Un abri pour la nuit

Toute la journée elle avait marché, ses pieds frottant contre le cuir de bottes humides et trop petites. Et lorsque ses yeux repérèrent, au travers des arbres, cette masse sombre auréolée de pierres, Éloare crut d’abord à une illusion. Son corps meurtri par le froid et son esprit épuisé par la peur lui jouaient-ils un mauvais tour ? Au comble du désespoir, elle se traîna finalement, plus qu’elle se dirigea, vers la seule idée qu’elle pourrait dormir, et au sec. Qu’ils la retrouvent, elle n’avait plus la force de lutter. C’était dormir ici et maintenant au risque de se faire prendre ou mourir dehors. Son choix fut rapide, tout autant que son pied à glisser lorsque ses semelles rencontrèrent la pierre humide. Éloare se vit alors tomber, sans pouvoir réagir, sans vouloir réagir. Et toute allongée contre la roche froide, elle s’endormit, la pluie tombant sur ses jambes.

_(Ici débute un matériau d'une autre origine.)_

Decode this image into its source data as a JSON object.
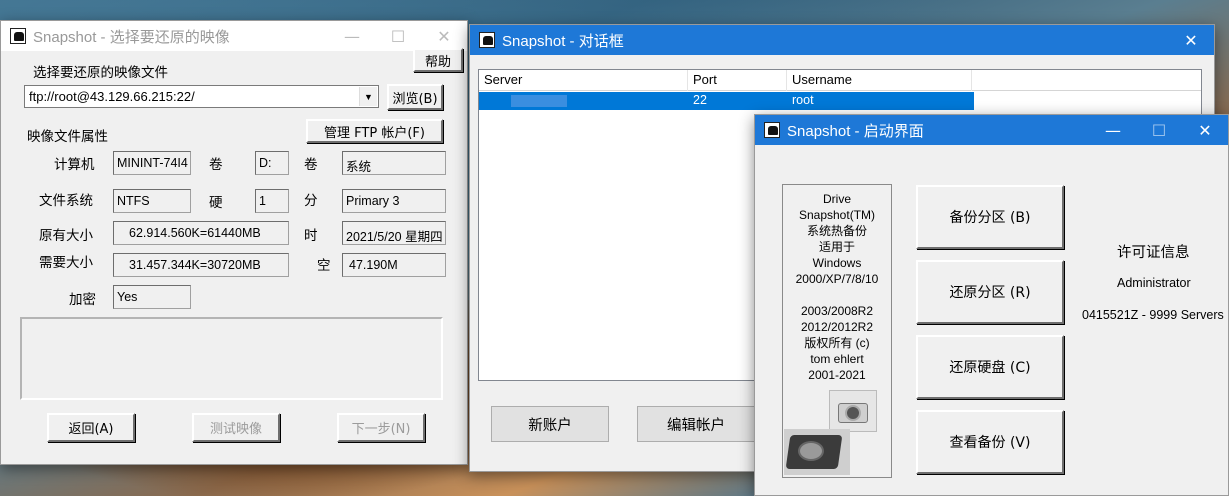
{
  "window1": {
    "title": "Snapshot - 选择要还原的映像",
    "help_button": "帮助",
    "image_file_label": "选择要还原的映像文件",
    "image_file_value": "ftp://root@43.129.66.215:22/",
    "browse_button": "浏览(B)",
    "properties_label": "映像文件属性",
    "manage_ftp_button": "管理 FTP 帐户(F)",
    "computer_label": "计算机",
    "computer_value": "MININT-74I4",
    "volume_label": "卷",
    "volume_value": "D:",
    "volume2_label": "卷",
    "volume2_value": "系统",
    "filesystem_label": "文件系统",
    "filesystem_value": "NTFS",
    "disk_label": "硬",
    "disk_value": "1",
    "partition_label": "分",
    "partition_value": "Primary 3",
    "orig_size_label": "原有大小",
    "orig_size_value": "62.914.560K=61440MB",
    "time_label": "时",
    "time_value": "2021/5/20 星期四",
    "need_size_label": "需要大小",
    "need_size_value": "31.457.344K=30720MB",
    "free_label": "空",
    "free_value": "47.190M",
    "encrypt_label": "加密",
    "encrypt_value": "Yes",
    "back_button": "返回(A)",
    "test_button": "测试映像",
    "next_button": "下一步(N)"
  },
  "window2": {
    "title": "Snapshot - 对话框",
    "columns": [
      "Server",
      "Port",
      "Username"
    ],
    "row": {
      "server": "",
      "port": "22",
      "username": "root"
    },
    "new_account_button": "新账户",
    "edit_account_button": "编辑帐户"
  },
  "window3": {
    "title": "Snapshot - 启动界面",
    "info_lines": [
      "Drive",
      "Snapshot(TM)",
      "系统热备份",
      "适用于",
      "Windows",
      "2000/XP/7/8/10",
      "",
      "2003/2008R2",
      "2012/2012R2",
      "版权所有 (c)",
      "tom ehlert",
      "2001-2021"
    ],
    "backup_button": "备份分区 (B)",
    "restore_partition_button": "还原分区 (R)",
    "restore_disk_button": "还原硬盘 (C)",
    "view_backup_button": "查看备份 (V)",
    "license_title": "许可证信息",
    "license_user": "Administrator",
    "license_key": "0415521Z - 9999 Servers"
  },
  "titlebar_icons": {
    "minimize": "minimize-icon",
    "maximize": "maximize-icon",
    "close": "close-icon"
  },
  "colors": {
    "active_title": "#1e78d7",
    "selection": "#0078d7"
  }
}
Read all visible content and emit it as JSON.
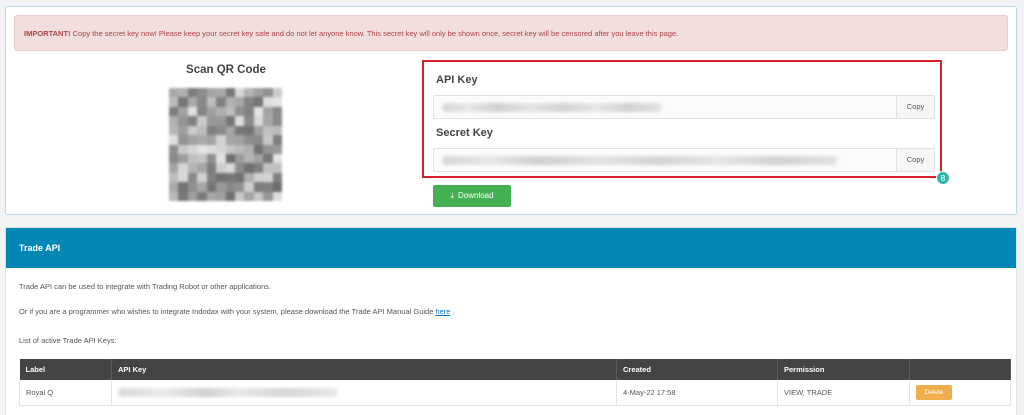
{
  "alert": {
    "prefix": "IMPORTANT!",
    "text": " Copy the secret key now! Please keep your secret key safe and do not let anyone know. This secret key will only be shown once, secret key will be censored after you leave this page."
  },
  "qr": {
    "title": "Scan QR Code"
  },
  "keys": {
    "api_key_label": "API Key",
    "secret_key_label": "Secret Key",
    "copy_label": "Copy",
    "badge": "8",
    "download_label": "Download"
  },
  "trade_api": {
    "title": "Trade API",
    "intro": "Trade API can be used to integrate with Trading Robot or other applications.",
    "programmer_text": "Or if you are a programmer who wishes to integrate Indodax with your system, please download the Trade API Manual Guide ",
    "link_text": "here",
    "link_suffix": " .",
    "list_label": "List of active Trade API Keys:",
    "columns": [
      "Label",
      "API Key",
      "Created",
      "Permission",
      ""
    ],
    "rows": [
      {
        "label": "Royal Q",
        "created": "4-May-22 17:58",
        "permission": "VIEW, TRADE",
        "action": "Delete"
      }
    ]
  },
  "colors": {
    "header_blue": "#0287b4",
    "alert_red": "#a94442",
    "highlight_red": "#d6202a",
    "download_green": "#45b053",
    "delete_orange": "#f0ad4e",
    "badge_teal": "#2fb7a9"
  }
}
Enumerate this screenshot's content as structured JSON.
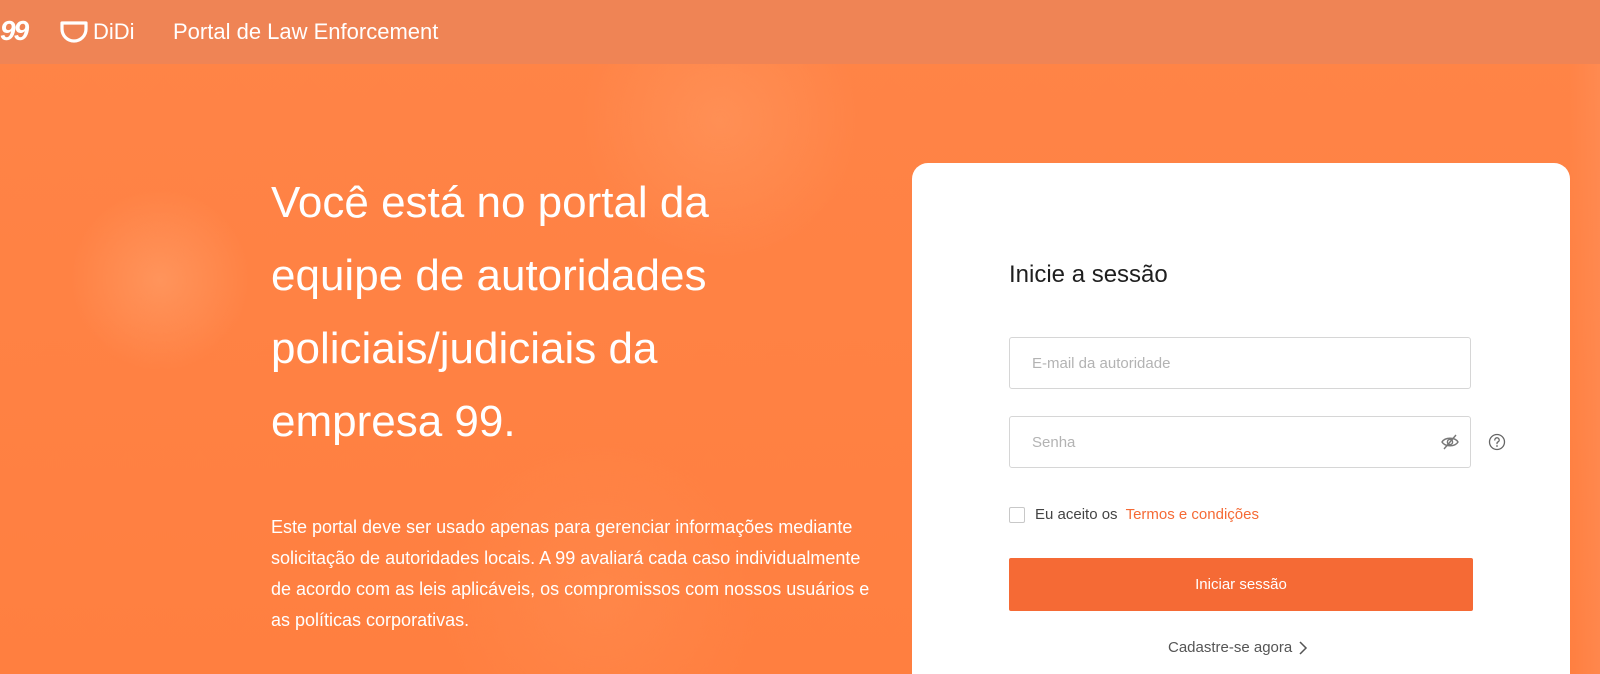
{
  "header": {
    "logo_99": "99",
    "didi_label": "DiDi",
    "portal_title": "Portal de Law Enforcement"
  },
  "hero": {
    "headline": "Você está no portal da equipe de autoridades policiais/judiciais da empresa 99.",
    "description": "Este portal deve ser usado apenas para gerenciar informações mediante solicitação de autoridades locais. A 99 avaliará cada caso individualmente de acordo com as leis aplicáveis, os compromissos com nossos usuários e as políticas corporativas."
  },
  "login": {
    "title": "Inicie a sessão",
    "email_placeholder": "E-mail da autoridade",
    "email_value": "",
    "password_placeholder": "Senha",
    "password_value": "",
    "terms_prefix": "Eu aceito os",
    "terms_link": "Termos e condições",
    "terms_checked": false,
    "submit_label": "Iniciar sessão",
    "register_label": "Cadastre-se agora"
  },
  "icons": {
    "eye": "eye-slash-icon",
    "help": "question-circle-icon",
    "chevron": "chevron-right-icon"
  },
  "colors": {
    "header_bg": "#ef8455",
    "page_bg": "#ff8447",
    "accent": "#f56a35",
    "card_bg": "#ffffff"
  }
}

Elle rouvrit les yeux sur le sol gris et irrégulier de la grotte. Son esprit était perdu dans un brouillard né de la faim, de la soif et de la fatigue. Cependant, elle était absolument sûre qu’on l’avait traînée vers l’intérieur et, encouragée par un espoir qui fut vite soufflé, elle se redressa sur ses coudes et regarda autour d’elle. Seule, rien, personne. Alissart, pourquoi, pensa-t-elle ? Où es-tu ? Éloare n’avait pas revu son mari depuis sa fuite, depuis qu’il l’avait libérée. Elle voulut fondre en larme et s’abandonner à la fatigue et à la solitude, mais seuls ses cheveux encore mouillés laissèrent échapper de l’eau. S’accrochant à ce seul détail, Éloare comprit qu’elle n’avait pas dormi longtemps. Sa volonté s’éveilla un peu et elle acheva de se redresser. La mort n’était pas la solution. Vivre, elle devait vivre. Dans l’instant présent, cela signifiait se réchauffer, manger et dormir.

S’activant au mieux pour ne pas sombrer à nouveau, la change-forme ôta péniblement son sac et en tira brindilles et petites bûches qu’elle avait volées avant de s’enfuir. Elle admira les deux pommes qui lui restaient, repensant aux pièces de viande cuite qui attendaient sur la petite table non loin de sa cage. Ignorant leur origine, Éloare s’était refusée à les prendre, trop inquiète à l’idée de manger une part de ces corps qu’elle avait découverts.

Ce fut lors de l’une de ses rondes qu’elle avait aperçu une cabane au milieu de la forêt. Trop curieuse, elle avait replié ses ailes pour ne plus former qu’une flèche qui s’abattait sur le sol. Au dernier instant, elle les avait rouvertes pour se poser délicatement. Puis, abandonnant bec et plumes, Éloare avait retrouvé sa forme humaine. Silencieusement, ses pas nus l’avaient menée vers la porte. Ce qui se trouvait derrière était un enfer qu’elle peinait à croire vrai. Et pourtant, tout cela l’était. Le sang, la chair. Refusant de se remémorer cette douloureuse découverte, Éloare sortit de son sac les dernières brindilles. Un feu lui ferait le plus grand bien, d’autant qu’au vu de ses réserves, elle n’en allumerait sûrement pas d’autre avant longtemps.

Le bois et la mousse rassemblés, elle tira son briquet et son amadou, et obtint du tout de petites flammes qui s’étirèrent rapidement vers le plafond de la grotte. Ses yeux se fermaient tout seuls, pourtant elle se força à manger l’une de ses dernières pommes. Son ventre lui hurlait de manger la seconde. Fermant son esprit aux plaintes de son corps, Éloare s’allongea et sombra dans un sommeil où ses rêves ne cessèrent de lui rappeler combien le sol de la grotte était froid et douloureux.

À son réveil, tout son dos était meurtri, ses vêtements, mouillés et son ventre, toujours hurlant. Ses yeux, vifs malgré la nuit difficile, tombèrent sur un animal allongé à l’entrée de la grotte. Mort. Il s’était vidé de son sang dans la nuit. Quelqu’un le lui avait apporté pendant son sommeil, lui offrant le repas qu’elle n’osait espérer. Elle se leva péniblement et attrapa son couteau, refusant le dégoût de ses souvenirs. Elle avait faim, elle devait manger et cette viande provenait d’un animal.